Displacement is mostly about loss, although it also means the persistence of memory.  Migrants' life stories, if we are ready to listen to them, have often an amount of baselines which can offer a bi-directional process. The illness of exile, as one African writer, Mandla Langa, put it, is not so much geographical but a state of mind, something that branded you and threatened to consume you.

 

But should the illness of exile leave one maimed for life?   The question begs for engagement and vigorous debate.  And of course, fortified, cultural commitment.  

 

 

OTHER INITIATIVES

 

  • In 2002, when the issue of the boat people started to intensify, the Ministry of Education & Culture reached agreement with the Armed Forces of Malta for the provision of special transport for refugee children held in tent camps to attend special sessions in creativity and free expression at the Creative Centre in Malta’s capital city.

 

  • That same year, the Ministry focused on a group of unaccompanied adolescents from Africa and the ex-Soviet states to search their memories through stories, drama and painting. The sessions were held at Liberty House, in the town of Santa Venera, which was turned into a proper, residential home the year before.

 

  • In 2004, inspired by Kofi Anan, the Secretary General of the UN, the Jesuit Refugee Service Malta in organised a multi-cultural programme at their retreat house in the town of Mosta.  Local families were invited to interact.  Traditional Eritrean food was served, live music animated the evenings and the refugees were invited to share their experiences with the Maltese.

 

  • In the summer of 2004, Maltese volunteers created "a season of fun" for refugee children.  They were introduced to splash-and-fun parks, cinemas and yacht cruises. Practically, all the odd 30 African children who participated grew up together in detentions centres which by that time, had acquired a notorious reputation and were widely condemned.

 

  • In November that same year, a first African Festival, featuring African drummers, textile colouring, fashion and indigenous gastronomy was organised at the University of Malta.  The protagonists, mostly young immigrants, came from Libya, Nigeria, Morocco, Eritrea, Sudan and Egypt.

 

  • In 2006 the Malta Drama Centre launched a project which investigated the fate of Palestinians trapped in occupied territory in the West Bank.
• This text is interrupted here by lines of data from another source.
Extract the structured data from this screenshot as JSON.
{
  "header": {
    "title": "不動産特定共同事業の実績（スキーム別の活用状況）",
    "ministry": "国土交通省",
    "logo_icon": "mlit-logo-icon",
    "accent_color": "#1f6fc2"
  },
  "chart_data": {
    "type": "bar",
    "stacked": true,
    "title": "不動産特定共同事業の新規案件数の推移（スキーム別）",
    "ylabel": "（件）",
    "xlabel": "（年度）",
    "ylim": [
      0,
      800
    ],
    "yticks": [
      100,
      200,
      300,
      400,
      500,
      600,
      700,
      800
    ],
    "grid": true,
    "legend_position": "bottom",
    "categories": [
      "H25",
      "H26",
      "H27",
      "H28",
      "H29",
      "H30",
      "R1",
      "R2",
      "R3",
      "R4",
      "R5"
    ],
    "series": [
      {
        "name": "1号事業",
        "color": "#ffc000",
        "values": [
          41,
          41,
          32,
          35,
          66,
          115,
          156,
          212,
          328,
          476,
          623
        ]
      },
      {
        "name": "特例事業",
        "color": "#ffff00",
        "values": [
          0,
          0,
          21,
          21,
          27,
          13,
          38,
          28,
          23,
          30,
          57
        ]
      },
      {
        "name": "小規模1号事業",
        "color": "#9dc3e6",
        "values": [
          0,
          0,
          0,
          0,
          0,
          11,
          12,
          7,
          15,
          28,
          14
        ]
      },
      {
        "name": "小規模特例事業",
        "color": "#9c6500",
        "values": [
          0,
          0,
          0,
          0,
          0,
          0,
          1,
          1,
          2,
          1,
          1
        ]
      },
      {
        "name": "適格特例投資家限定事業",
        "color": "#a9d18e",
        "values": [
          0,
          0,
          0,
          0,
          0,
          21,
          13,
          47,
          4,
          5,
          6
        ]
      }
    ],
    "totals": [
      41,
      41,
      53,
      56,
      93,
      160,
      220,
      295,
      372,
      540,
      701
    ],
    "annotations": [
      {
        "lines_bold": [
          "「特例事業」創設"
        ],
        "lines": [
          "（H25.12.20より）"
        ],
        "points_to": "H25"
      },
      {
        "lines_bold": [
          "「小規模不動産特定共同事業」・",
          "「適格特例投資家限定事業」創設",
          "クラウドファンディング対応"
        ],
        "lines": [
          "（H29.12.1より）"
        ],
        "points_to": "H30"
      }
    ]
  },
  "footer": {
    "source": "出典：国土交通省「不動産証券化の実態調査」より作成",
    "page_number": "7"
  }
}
The theatre project, presented at the Centre and the University of Malta, relied on eye witness reports of Palestinian refugees who had somehow escaped and landed in Malta. Running under the title of Il-Ferita (The Wound) the project also made extensive use of smuggled film footage and poetry by Palestine's national poet, Mahmoud Darwish.    

 

 

APPENDIX

 

Marsa Open Centre to get makeover

The Times, October 3, 2008

 

By the end of the year, the Marsa Open Centre will have received a complete makeover with the façade being embellished, new medical services being introduced and a library opened, among other improvements, all aimed at speeding up the integration of the migrants hosted there.

 

The project is a first for Fondazzjoni Suret il-Bniedem, which obtained funds from the European Refugee Fund II to be able to embark on the large-scale revamp of the place, an unused, run-down school before hosting illegal immigrants.

 

The money will be spent on the upgrade of the education centre, which will now have a library and 10 computers, and on the refurbishment of one of the kitchens, which was in a bad state.  The tables and chairs were hardly usable and the electrical supply was considered unsafe.  The kitchen has now been stripped, extended and given a new, open plan layout.

 

More significantly, a clinic has been built in order to provide residents with medical care three times a week.

 

The project will also help the open center’s residents to find affordable accommodation and integrate refugees and asylum seekers into Maltese society.

 

This is the first phase of a full-scale plan of improvement for Marsa Open Centre.  Fondazzjoni Suret il-Bniedem intends to continue to upgrade the infrastructure and services at the Centre in the coming years.